House Bill 1925 passed the Senate last week with bipartisan support and is likely to take effect September 1. The measure would create a statewide Class C misdemeanor for camping in public, which would include napping under a blanket. The measure is largely redundant in the state’s big cities, including Austin after the May ballot measure, which maintain various anti-camping ordinances. But smaller towns often don’t have such policies on the books. HB 1925 would also require state approval for any sanctioned—meaning legally authorized—homeless campsites and forbid such camps in public parks. Finally, it would allow the state attorney general to sue any city that refuses to enforce its camping ban. If the state prevails in court, cities could lose state grant funding for a year.
Meanwhile, Austin City Council is looking at locations for sanctioned camps with basic infrastructure and services, where people can relocate as the ban unfolds. Two years ago, the city declined to take similar action on the grounds that it would waste money that could go to permanent housing. It also said that such camps, while supposedly temporary, tend to become intractable.

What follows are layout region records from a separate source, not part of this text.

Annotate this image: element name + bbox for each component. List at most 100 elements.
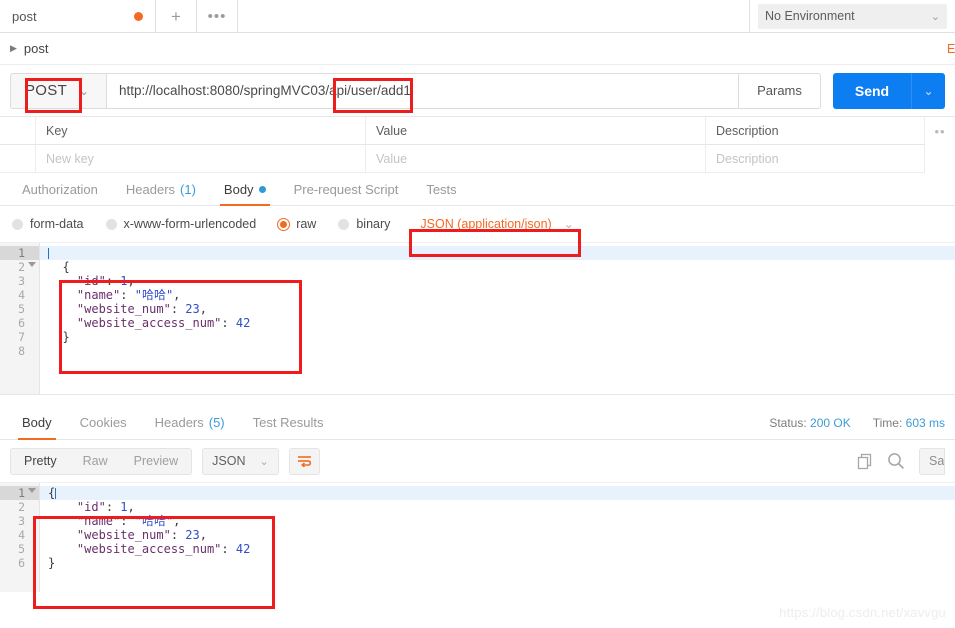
tab-label: Headers [125, 181, 176, 197]
json-token-punct: : [105, 274, 121, 288]
url-input[interactable]: http://localhost:8080/springMVC03/api/us… [106, 72, 739, 109]
chevron-down-icon: ⌄ [923, 83, 934, 98]
word-wrap-button[interactable] [288, 447, 320, 475]
params-table: Key Value Description •• New key Value D… [0, 116, 955, 173]
code-fold-arrow-icon[interactable] [28, 488, 36, 493]
request-tab-authorization[interactable]: Authorization [8, 173, 112, 205]
content-type-label: JSON (application/json) [420, 217, 552, 231]
json-token-punct: , [199, 528, 207, 542]
response-line-number: 4 [18, 528, 25, 542]
view-mode-preview[interactable]: Preview [121, 449, 191, 474]
request-code-line: "website_num": 23, [40, 302, 955, 316]
param-key-input[interactable]: New key [36, 145, 366, 173]
json-token-punct: , [199, 302, 207, 316]
response-body-viewer[interactable]: 123456 { "id": 1, "name": "哈哈", "website… [0, 482, 955, 592]
response-tab-body[interactable]: Body [8, 406, 66, 440]
request-code-line [40, 344, 955, 358]
response-tab-test-results[interactable]: Test Results [239, 406, 338, 439]
json-token-str: "哈哈" [134, 514, 174, 528]
request-line-number: 4 [18, 288, 25, 302]
breadcrumb: ▶ post E [0, 33, 955, 65]
tab-label: Authorization [22, 181, 98, 197]
request-line-number: 6 [18, 316, 25, 330]
request-editor-gutter: 12345678 [0, 243, 40, 394]
response-line-number: 5 [18, 542, 25, 556]
column-header-key: Key [36, 117, 366, 145]
status-value: 200 OK [810, 415, 851, 430]
request-tab-body[interactable]: Body [210, 173, 280, 206]
url-text: http://localhost:8080/springMVC03/api/us… [119, 83, 411, 98]
save-response-button[interactable]: Sa [919, 447, 945, 475]
request-code-line: "id": 1, [40, 274, 955, 288]
new-tab-button[interactable]: + [156, 0, 197, 32]
unsaved-changes-dot-icon [134, 11, 143, 21]
request-tab-pre-request-script[interactable]: Pre-request Script [280, 173, 413, 205]
request-tab-tests[interactable]: Tests [412, 173, 470, 205]
text-cursor [48, 248, 49, 259]
tab-label: Tests [426, 181, 457, 197]
send-options-button[interactable]: ⌄ [911, 72, 945, 109]
request-tab-headers[interactable]: Headers (1) [112, 173, 210, 205]
response-format-selector[interactable]: JSON ⌄ [202, 447, 279, 475]
body-type-form-data[interactable]: form-data [12, 217, 84, 231]
response-tab-headers[interactable]: Headers (5) [141, 406, 239, 439]
params-button[interactable]: Params [739, 72, 821, 109]
request-section-tabs: Authorization Headers (1) Body Pre-request S… [0, 173, 955, 206]
row-gutter [0, 117, 36, 145]
request-editor-code[interactable]: { "id": 1, "name": "哈哈", "website_num": … [40, 243, 955, 394]
body-type-x-www-form-urlencoded[interactable]: x-www-form-urlencoded [105, 217, 257, 231]
view-mode-raw[interactable]: Raw [70, 449, 121, 474]
content-type-selector[interactable]: JSON (application/json) ⌄ [412, 214, 581, 234]
body-type-raw[interactable]: raw [278, 217, 316, 231]
response-viewer-code[interactable]: { "id": 1, "name": "哈哈", "website_num": … [40, 483, 955, 592]
json-token-punct: { [62, 260, 70, 274]
response-view-mode-group: Pretty Raw Preview [10, 447, 193, 475]
response-tab-cookies[interactable]: Cookies [66, 406, 141, 439]
body-type-label: x-www-form-urlencoded [123, 217, 257, 231]
json-token-punct: { [48, 486, 56, 500]
tab-options-button[interactable]: ••• [197, 0, 238, 32]
examples-link[interactable]: E [947, 42, 955, 56]
request-code-line: { [40, 260, 955, 274]
request-line-number: 5 [18, 302, 25, 316]
body-present-dot-icon [258, 185, 266, 193]
response-code-line: { [40, 486, 955, 500]
json-token-punct: : [221, 542, 236, 556]
params-table-header: Key Value Description •• [0, 117, 955, 145]
code-fold-arrow-icon[interactable] [28, 262, 36, 267]
params-table-row[interactable]: New key Value Description [0, 145, 955, 173]
bulk-edit-ellipsis-icon[interactable]: •• [925, 117, 955, 145]
send-button[interactable]: Send [833, 72, 911, 109]
watermark: https://blog.csdn.net/xavvgu [779, 605, 946, 620]
json-token-punct: } [48, 556, 56, 570]
save-response-label: Sa [929, 454, 945, 468]
param-value-input[interactable]: Value [366, 145, 706, 173]
request-tab-post[interactable]: post [0, 0, 156, 32]
json-token-key: "website_num" [76, 528, 171, 542]
response-code-line: "website_num": 23, [40, 528, 955, 542]
body-type-binary[interactable]: binary [338, 217, 390, 231]
triangle-right-icon[interactable]: ▶ [10, 43, 17, 54]
response-toolbar: Pretty Raw Preview JSON ⌄ Sa [0, 440, 955, 482]
panel-splitter[interactable] [0, 394, 955, 406]
response-line-number: 2 [18, 500, 25, 514]
json-token-key: "website_access_num" [76, 542, 222, 556]
json-token-punct: : [105, 500, 121, 514]
param-description-input[interactable]: Description [706, 145, 925, 173]
json-token-punct: , [173, 288, 181, 302]
view-mode-pretty[interactable]: Pretty [11, 448, 70, 474]
json-token-num: 1 [120, 500, 128, 514]
radio-button-icon [12, 218, 23, 230]
http-method-selector[interactable]: POST ⌄ [10, 72, 106, 109]
plus-icon: + [171, 6, 181, 26]
request-body-editor[interactable]: 12345678 { "id": 1, "name": "哈哈", "websi… [0, 242, 955, 394]
chevron-down-icon: ⌄ [259, 455, 269, 468]
environment-selector[interactable]: No Environment ⌄ [758, 3, 947, 29]
copy-response-button[interactable] [857, 453, 873, 470]
search-response-button[interactable] [887, 452, 905, 470]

Last week, city staff released a preliminary list of some 45 possible camp locations. Early signs suggest intense opposition from neighborhoods where the camps might be created. City Council members themselves pushed back against certain spots during the meeting; the main group that pushed the camping ban reinstatement took to social media to condemn the list out of fear the camps would infringe on parks or be near schools. Austin has one sanctioned camp currently, a 7-acre site in far Southeast Austin, a two-hour walk from downtown, opened by the governor in late 2019. A nonprofit working at the site says it is full.
The city’s traditional homeless shelters tend to be full too, and many on the streets avoid traditional shelters due to rules banning pets, segregating by sex, or curfews.
One unhoused City Hall protestor, Trisha English, says sanctioned camps should be centrally located and provide private security and storage options, along with “food, water, clothes, and hygiene”—conditions the city appears to be planning to provide. For Conley, moving to a sanctioned campsite would be an option if it’s close to downtown, where she volunteers at a Presbyterian church, and if “they’re actually helping people with medical needs and getting people housed.”